Çalışmanın Kısıtlıkları
Çalışmamızın olası sınırlılıklarının ilki bedensel rahatsızlıkların soru cevap şeklinde sorgulanmış olması olabilir. Daha sonraki çalışmalarda alanında uzman doktorlar ile iş birliği içinde, tam bir muayene ve kapsamlı değerlendirme yapılır ise bu sınırlılık aşılabilir. Ayrıca örneklem sayısının artırılması, hastane başvuru sayısı, sağlık hizmetinden yararlanma gibi ek bilgilerin olması ileri çalışmaları daha güvenilir kılabilir. Diğer bir öneri ise bedensel rahatsızlıkların farklı yaş gruplarında (0-3 yaş, 18 yaş üstü gibi) incelenerek yaşa özgü ilişkilerin elde edilmesidir.
Sonuç
Bu bulgular ışığında, sözel olarak kendini ifade etmekte zorlanan otizmli bireylerin özellikle aşırı hareketlilik ve itaat etmeme davranışları göstermeleri, onların bedensel rahatsızlık açısından riskli olduğuna işaret edebilir. Bedensel durumların tespit edilip tedavi edilmesi sadece bedensel değil, otizm ilişkili davranışsal sorunları da azaltabilir.
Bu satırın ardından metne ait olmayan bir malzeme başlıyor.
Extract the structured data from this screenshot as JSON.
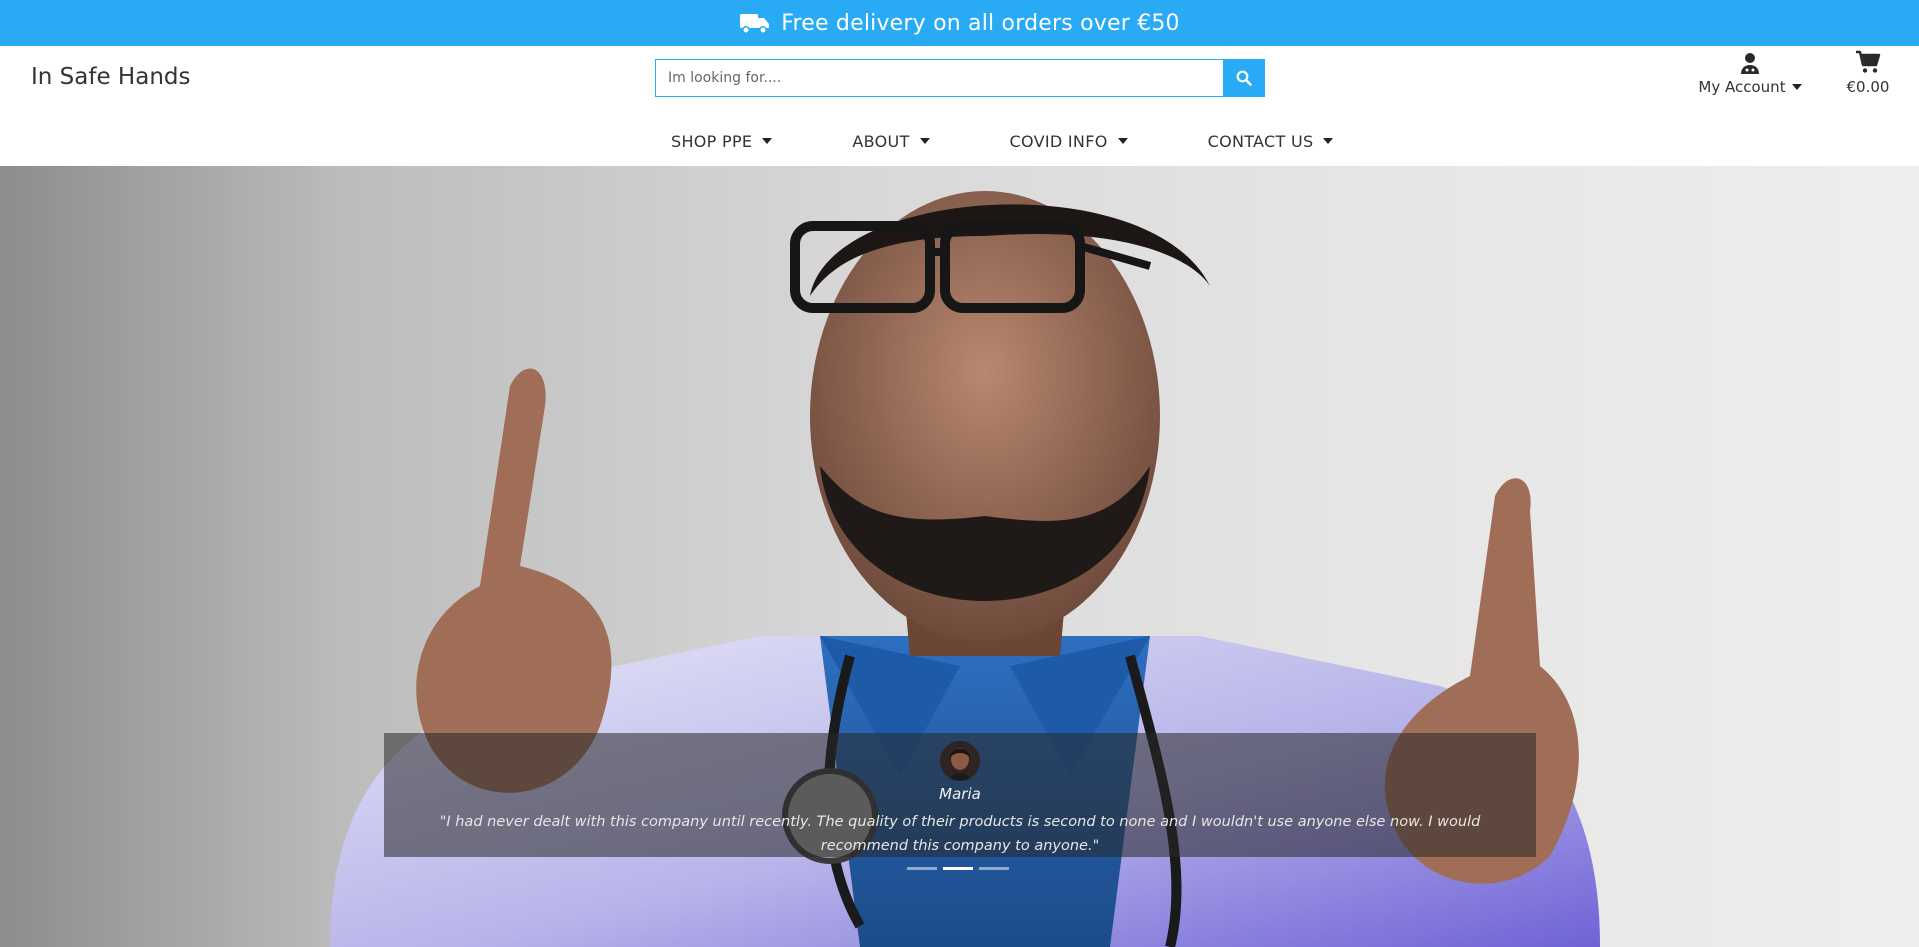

Bu nedenle klinisyenler ve OSB’li bireyler ile çalışan diğer uzmanların bütüncül bir yaklaşım izlemesi önem taşımaktadır.
Etik
Etik Kurul Onayı: Çalışmanın etik kurul izni İstanbul Tıp Fakültesi Etik Kurulu’ndan (2012/1063-1149) alınmıştır.
Hasta Onayı: Araştırmaya katılmaya istekli ebeveynlerden onam formu yazılı olarak alınmıştır.
Hakem Değerlendirmesi: Editörler kurulu dışında olan kişiler tarafından değerlendirilmiştir.
Yazarlık Katkıları
Konsept: C.D., T.M., Dizayn: C.D., T.M., Veri Toplama veya İşleme: C.D., T.M., Analiz veya Yorumlama: C.D., T.M., Literatür Arama: C.D., T.M., Yazan: C.D., T.M.
Çıkar Çatışması: Yazarlar tarafından çıkar çatışması bildirilmemiştir.
Finansal Destek: Yazarlar tarafından finansal destek almadıkları bildirilmiştir.